A beaker-type three-electrode cells were fabricated with a graphite electrode (DAG 87 : Super P : PVdF binder =  85:5:10 in wt. ratio), a Li counter electrode and a Li reference electrode. 10 mM of Mn(ClO4)2 was dissolved into an electrolyte solution (1.0 M LiPF6 in EC/DEC,  1/1 = v/v) to simulate the Mn(II)-dissolved  electrolyte. To examine the additive effect, 1.0 wt. % of cyclam was added into the Mn(II)-containing electrolyte solution. The cyclen-attached PVA was synthesized by mixing 8 wt. % PVA/water solution and 50 mg of cyclen that carries a carboxylic acid functional group. After casting the mixed solution on Cu foil, esterification was performed at 150 0C for 12 h under vaccum. To examine the Mn(II) scavenging action, the cyclen-attached PVA/Cu foil was immersed in the Mn(II)-containing electrolyte solution for 48 h. Finally, the Mn(II) ions entrapped in the cyclen-attached PVA were leached out by using the mixture of nitric, hydrofluoric and hydrochloric acid. Mn(II) concentration was analyzed by using inductively-coupled plasma atomic emission spectroscopy (ICP-AES).

Results and discussion

The differential capacity (dQ/dV) plots obtained in the first lithiation period show that the reduction current responsible for Mn plating, which appears in the wide potential range (0.0 ~ 0.8 V vs. Li/Li+) in the Mn(II)-containing electrolyte, disappears when cyclam is added (Fig. 1a). Clearly, cyclam plays the Mn(II) scavenging role. The Mn(II) concentration entrapped in the cyclen-attached PVA is compared with that entrapped in the pure PVA. The comparison shown Fig. 1b ascertains the strong compex formation betweeen Mn(II) ions and cyclen being attached in PVA. The cyclen-attached PVA can be used as a binder for graphite electrode fabrication, which has Mn(II) scavanging function.

References

[1] D.H. Jang, Y.J. Shin, S.M. Oh, J. Electrochem. Soc., 1996, 143, 2204.

[2] S. Komaba, N. Kumagai, Y. Kataoka, Electrochim. Acta, 2002, 47, 1229.

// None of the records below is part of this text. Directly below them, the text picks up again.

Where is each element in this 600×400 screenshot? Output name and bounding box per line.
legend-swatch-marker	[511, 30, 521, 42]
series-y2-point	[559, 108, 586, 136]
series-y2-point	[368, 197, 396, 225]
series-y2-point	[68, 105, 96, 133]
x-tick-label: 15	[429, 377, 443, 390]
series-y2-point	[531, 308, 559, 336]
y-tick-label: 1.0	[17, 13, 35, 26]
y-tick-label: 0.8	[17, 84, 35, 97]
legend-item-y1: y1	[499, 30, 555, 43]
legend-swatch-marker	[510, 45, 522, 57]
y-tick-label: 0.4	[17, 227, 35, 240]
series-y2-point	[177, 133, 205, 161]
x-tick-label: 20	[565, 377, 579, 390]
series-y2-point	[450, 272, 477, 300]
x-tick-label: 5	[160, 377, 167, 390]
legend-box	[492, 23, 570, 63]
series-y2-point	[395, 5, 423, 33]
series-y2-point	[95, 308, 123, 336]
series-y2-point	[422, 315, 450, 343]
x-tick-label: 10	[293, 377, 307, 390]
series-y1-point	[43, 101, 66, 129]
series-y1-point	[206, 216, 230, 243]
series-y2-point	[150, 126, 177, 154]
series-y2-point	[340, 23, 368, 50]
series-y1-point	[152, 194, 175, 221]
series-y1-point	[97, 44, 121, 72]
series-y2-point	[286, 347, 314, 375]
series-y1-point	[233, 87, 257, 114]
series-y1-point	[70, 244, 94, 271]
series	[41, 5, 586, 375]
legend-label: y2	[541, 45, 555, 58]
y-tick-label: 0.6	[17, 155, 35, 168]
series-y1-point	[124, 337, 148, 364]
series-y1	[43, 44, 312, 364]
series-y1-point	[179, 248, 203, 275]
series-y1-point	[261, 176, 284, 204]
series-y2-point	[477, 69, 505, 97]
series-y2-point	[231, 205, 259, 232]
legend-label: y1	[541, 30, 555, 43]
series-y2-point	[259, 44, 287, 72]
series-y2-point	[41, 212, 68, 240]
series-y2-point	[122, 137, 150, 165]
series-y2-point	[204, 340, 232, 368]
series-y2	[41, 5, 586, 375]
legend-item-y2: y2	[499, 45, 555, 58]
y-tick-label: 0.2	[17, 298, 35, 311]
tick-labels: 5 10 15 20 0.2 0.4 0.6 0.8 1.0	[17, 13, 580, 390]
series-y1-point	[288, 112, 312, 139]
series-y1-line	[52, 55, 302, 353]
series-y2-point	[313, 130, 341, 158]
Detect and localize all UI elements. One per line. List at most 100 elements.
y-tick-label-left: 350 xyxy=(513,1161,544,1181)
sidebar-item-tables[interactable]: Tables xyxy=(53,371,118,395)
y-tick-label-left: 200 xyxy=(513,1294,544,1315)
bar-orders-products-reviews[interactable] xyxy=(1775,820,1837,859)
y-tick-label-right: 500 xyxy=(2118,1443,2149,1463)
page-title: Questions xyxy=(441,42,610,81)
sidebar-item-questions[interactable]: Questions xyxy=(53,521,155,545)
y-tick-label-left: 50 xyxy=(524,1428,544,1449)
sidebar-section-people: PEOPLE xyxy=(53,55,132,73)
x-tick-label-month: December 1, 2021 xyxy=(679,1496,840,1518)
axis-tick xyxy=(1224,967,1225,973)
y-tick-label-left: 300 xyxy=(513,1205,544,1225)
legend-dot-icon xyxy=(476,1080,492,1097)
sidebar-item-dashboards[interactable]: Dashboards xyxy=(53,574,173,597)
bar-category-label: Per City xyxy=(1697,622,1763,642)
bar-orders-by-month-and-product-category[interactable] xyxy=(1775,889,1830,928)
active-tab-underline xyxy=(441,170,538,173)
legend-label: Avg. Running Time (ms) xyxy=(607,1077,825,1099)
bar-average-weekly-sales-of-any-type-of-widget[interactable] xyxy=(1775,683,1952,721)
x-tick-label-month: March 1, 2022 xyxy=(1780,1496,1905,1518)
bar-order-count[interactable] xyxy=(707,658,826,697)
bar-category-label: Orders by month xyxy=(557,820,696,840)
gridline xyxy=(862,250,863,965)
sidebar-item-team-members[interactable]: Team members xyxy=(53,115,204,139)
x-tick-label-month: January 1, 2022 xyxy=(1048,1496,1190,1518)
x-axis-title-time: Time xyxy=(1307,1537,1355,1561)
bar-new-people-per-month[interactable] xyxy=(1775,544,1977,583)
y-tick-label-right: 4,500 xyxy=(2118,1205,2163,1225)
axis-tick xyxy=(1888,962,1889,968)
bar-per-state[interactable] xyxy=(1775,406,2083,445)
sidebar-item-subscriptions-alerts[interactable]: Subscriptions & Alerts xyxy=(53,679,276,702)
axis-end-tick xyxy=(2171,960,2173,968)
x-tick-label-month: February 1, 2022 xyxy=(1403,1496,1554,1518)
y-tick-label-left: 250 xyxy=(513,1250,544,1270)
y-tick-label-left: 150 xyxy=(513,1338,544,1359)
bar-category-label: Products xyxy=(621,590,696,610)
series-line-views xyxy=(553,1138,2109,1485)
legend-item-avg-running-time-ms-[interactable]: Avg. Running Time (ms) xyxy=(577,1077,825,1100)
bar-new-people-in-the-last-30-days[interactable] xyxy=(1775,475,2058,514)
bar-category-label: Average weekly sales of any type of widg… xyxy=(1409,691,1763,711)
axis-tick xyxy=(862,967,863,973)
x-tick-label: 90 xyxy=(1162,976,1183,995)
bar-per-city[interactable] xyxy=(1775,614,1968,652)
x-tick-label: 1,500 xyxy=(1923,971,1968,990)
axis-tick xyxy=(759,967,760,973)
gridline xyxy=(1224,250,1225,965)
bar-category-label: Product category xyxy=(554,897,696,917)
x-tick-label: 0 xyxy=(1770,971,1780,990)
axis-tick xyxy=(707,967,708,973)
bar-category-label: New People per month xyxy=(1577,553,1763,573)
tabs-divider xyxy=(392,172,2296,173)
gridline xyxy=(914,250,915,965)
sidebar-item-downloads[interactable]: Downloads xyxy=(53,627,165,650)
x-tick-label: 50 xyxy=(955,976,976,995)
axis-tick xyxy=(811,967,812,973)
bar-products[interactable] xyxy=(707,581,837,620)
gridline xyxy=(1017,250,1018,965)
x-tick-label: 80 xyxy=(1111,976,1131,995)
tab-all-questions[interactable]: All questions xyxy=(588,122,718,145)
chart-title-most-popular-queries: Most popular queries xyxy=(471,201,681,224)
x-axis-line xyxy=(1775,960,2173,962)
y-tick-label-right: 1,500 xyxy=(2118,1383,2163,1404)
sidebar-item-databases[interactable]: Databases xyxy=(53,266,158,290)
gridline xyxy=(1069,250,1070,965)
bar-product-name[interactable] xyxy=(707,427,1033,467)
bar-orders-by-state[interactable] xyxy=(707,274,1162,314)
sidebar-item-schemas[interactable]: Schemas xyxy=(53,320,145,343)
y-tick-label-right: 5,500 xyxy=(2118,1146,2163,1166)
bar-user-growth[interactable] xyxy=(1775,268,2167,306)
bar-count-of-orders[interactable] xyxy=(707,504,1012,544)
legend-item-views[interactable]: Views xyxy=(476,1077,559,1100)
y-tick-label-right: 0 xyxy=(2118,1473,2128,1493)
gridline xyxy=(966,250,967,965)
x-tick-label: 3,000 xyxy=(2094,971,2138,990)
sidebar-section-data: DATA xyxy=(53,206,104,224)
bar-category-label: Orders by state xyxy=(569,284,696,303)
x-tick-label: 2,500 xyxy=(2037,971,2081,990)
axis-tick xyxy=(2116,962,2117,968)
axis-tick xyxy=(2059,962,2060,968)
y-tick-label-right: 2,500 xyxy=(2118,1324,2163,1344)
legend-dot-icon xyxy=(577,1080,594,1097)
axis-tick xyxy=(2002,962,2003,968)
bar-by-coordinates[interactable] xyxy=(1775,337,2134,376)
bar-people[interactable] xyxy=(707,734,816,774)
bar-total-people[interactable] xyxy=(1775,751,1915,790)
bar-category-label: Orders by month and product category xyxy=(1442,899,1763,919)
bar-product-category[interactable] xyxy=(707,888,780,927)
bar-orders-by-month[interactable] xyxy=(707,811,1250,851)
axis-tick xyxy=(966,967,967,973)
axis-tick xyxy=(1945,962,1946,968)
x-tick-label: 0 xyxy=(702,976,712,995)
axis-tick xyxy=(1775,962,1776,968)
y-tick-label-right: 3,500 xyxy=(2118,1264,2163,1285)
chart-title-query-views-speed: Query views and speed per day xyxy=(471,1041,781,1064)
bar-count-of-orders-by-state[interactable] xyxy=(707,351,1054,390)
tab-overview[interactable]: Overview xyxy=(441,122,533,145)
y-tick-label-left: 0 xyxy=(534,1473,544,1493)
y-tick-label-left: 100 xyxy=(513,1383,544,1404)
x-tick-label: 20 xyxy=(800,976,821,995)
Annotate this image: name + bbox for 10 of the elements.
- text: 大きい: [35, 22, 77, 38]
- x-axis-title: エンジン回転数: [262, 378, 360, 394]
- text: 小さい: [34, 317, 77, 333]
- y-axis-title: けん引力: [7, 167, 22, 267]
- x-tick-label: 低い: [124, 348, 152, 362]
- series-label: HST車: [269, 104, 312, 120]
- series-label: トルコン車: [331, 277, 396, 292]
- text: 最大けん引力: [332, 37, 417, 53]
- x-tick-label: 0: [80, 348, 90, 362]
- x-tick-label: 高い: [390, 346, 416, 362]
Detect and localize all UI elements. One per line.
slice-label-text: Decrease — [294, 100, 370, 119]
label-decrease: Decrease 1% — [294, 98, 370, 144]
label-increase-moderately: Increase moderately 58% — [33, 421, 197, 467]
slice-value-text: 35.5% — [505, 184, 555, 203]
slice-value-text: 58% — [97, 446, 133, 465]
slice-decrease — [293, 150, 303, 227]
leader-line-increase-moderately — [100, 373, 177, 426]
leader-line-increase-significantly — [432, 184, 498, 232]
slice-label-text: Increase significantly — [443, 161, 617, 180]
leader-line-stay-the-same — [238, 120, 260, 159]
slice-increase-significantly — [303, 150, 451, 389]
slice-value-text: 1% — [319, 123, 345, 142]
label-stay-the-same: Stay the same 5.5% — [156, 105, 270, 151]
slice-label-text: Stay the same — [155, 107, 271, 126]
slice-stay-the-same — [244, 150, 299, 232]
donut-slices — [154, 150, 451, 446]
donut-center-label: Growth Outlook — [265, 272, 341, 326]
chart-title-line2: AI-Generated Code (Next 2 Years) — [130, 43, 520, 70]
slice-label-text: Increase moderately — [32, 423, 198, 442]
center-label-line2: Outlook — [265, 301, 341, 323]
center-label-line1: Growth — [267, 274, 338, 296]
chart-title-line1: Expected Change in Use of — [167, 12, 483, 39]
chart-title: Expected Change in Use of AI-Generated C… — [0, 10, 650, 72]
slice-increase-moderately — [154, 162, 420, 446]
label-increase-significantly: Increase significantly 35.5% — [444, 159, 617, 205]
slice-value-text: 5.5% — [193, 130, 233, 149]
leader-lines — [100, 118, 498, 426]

[3] S. Komaba, T. Itabashi, T. Ohtsuka, H. Groult, N. Kumagai, B. Kaplan, H. Yashiro, J. Electrochem. Soc., 2005, 152, A937.

[4] M. Koltypin, D. Aurbach, L. Nazar, B. Ellis, Electrochem. Solid-State Lett., 2007, 10, A40.

Figure 1. (a) The first lithiation differential capacity plots obtained from the Li/graphite cell. The used electrolyte solution is indicated in the inset. The galvanostatic charge/discharge cycling was performed at a specific current density of 70 mA g-1. (b) the concentration of Mn(II) ions that were leached from the PVA/Cu foil and cyclen-attached PVA/Cu foil.